The Happy Return. C. S. Forester

“Aye, ma’am,” he was saying. “He’s like Nelson. He’s nervous, just as Nelson was, and for the same reason. He’s thinking all the time — you’d be surprised, ma’am, to know how much he thinks about.”

“I don’t think it would surprise me,” said Lady Barbara.

“That’s because you think, too, ma’am. It’s us stupid ones who’d be surprised, I meant to say. He has more brains than all the rest of us in the ship put together, excepting you, ma’am. He’s mighty clever, I do assure you.”

“I can well believe it.”

“And he’s the best seaman of us all, and as for navigation — well, Crystal’s a fool compared with him, ma’am.”

“Yes?”

“Of course, he’s short with me sometimes, the same as he is with everyone else, but bless you, ma’am, that’s only to be expected. I know how much he has to worry him, and he’s not strong, the same as Nelson wasn’t strong. I am concerned about him sometimes, ma’am.”

“You are fond of him.”

“Fond, ma’am?” Bush’s sturdy English mind grappled with the word and its sentimental implications, and he laughed a trifle selfconsciously. “If you say so I suppose I must be. I hadn’t ever thought of being fond of him before. I like him, ma’am, indeed I do.”

“That is what I meant.”

“The men worship him, ma’am. They would do anything for him. Look how much he has done this commission, and the lash not in use once in a week, ma’am. That is why he is like Nelson. They love him not for anything he does or says, but for what he is.”

“He’s handsome, in a way,” said Barbara — she was woman enough to give that matter consideration.

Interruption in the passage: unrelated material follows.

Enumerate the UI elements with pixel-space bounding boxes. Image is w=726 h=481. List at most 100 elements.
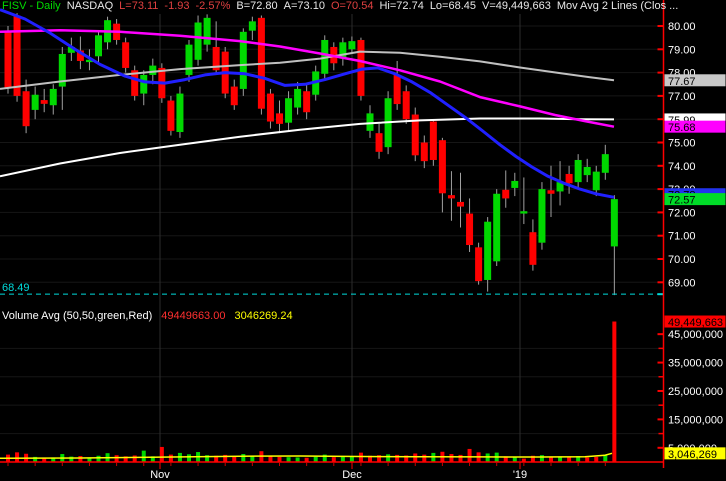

“I suppose he is, ma’am, now you come to mention it. But it wouldn’t matter if he were as ugly as sin as far as we was concerned.”

“Of course not.”

“But he’s shy, ma’am. He never can guess how clever he is. It’s that which always surprises me about him. You’d hardly believe it, ma’am, but he has no more faith in himself than — than I have in myself, ma’am, to put it that way. Less, ma’am, if anything.”

“How strange!” said Lady Barbara. She was accustomed to the sturdy self-reliance of her brothers, unloved and unlovable leaders of men, but her insight made her comment only one of politeness — it was not really strange to her.

“Look, ma’am,” said Bush, suddenly, dropping his voice.

Hornblower had come up on deck. They could see his face, white in the moonlight, as he looked round to assure himself that all was well with his ship, and they could read in it the torment which was obsessing him. He looked like a lost soul during the few seconds he was on deck.

“I wish to God I knew,” said Bush as Hornblower retreated again to the solitude of his cabin, “what those devils did to him or said to him when he went on board the lugger. Hooker who was in the cutter said he heard someone on board howling like a madman. The torturing devils! It was some of their beastliness, I suppose. You could see how it has upset him, ma’am.”

“Yes,” said Lady Barbara softly.

“I should be grateful if you could try to take him out of himself a little, ma’am, begging your pardon. He is in need of distraction, I suspicion. Perhaps you could — if you’ll forgive me, ma’am.”

“I’ll try,” said Lady Barbara, “but I don’t think I shall succeed where you have failed. Captain Hornblower has never taken a great deal of notice of me, Mr Bush.”

Yet fortunately the formal invitation to dine with Lady Barbara, which Hebe conveyed to Polwheal and he to his captain, arrived at a moment when Hornblower was just trying to emerge from the black fit which had engulfed him. He read the words as carefully as Lady Barbara had written them — and she had devoted much care to the composition of the note. Hornblower read Lady Barbara’s pretty little apology for breaking in upon him at a time when he was obviously engrossed in his work, and he went on to read how Lady Barbara had been informed by Mr Bush that the Lydia was about to cross the Equator, and that she thought such an occasion merited some mild celebration. If Captain Hornblower, therefore, would give Lady Barbara the pleasure of his company at dinner and would indicate to her which of his officers he considered should be invited at the same time, Lady Barbara would be delighted. Hornblower wrote back to say that Captain Hornblower had much pleasure in accepting Lady Barbara’s kind invitation to dinner, and hoped that Lady Barbara would invite whomever she pleased in addition.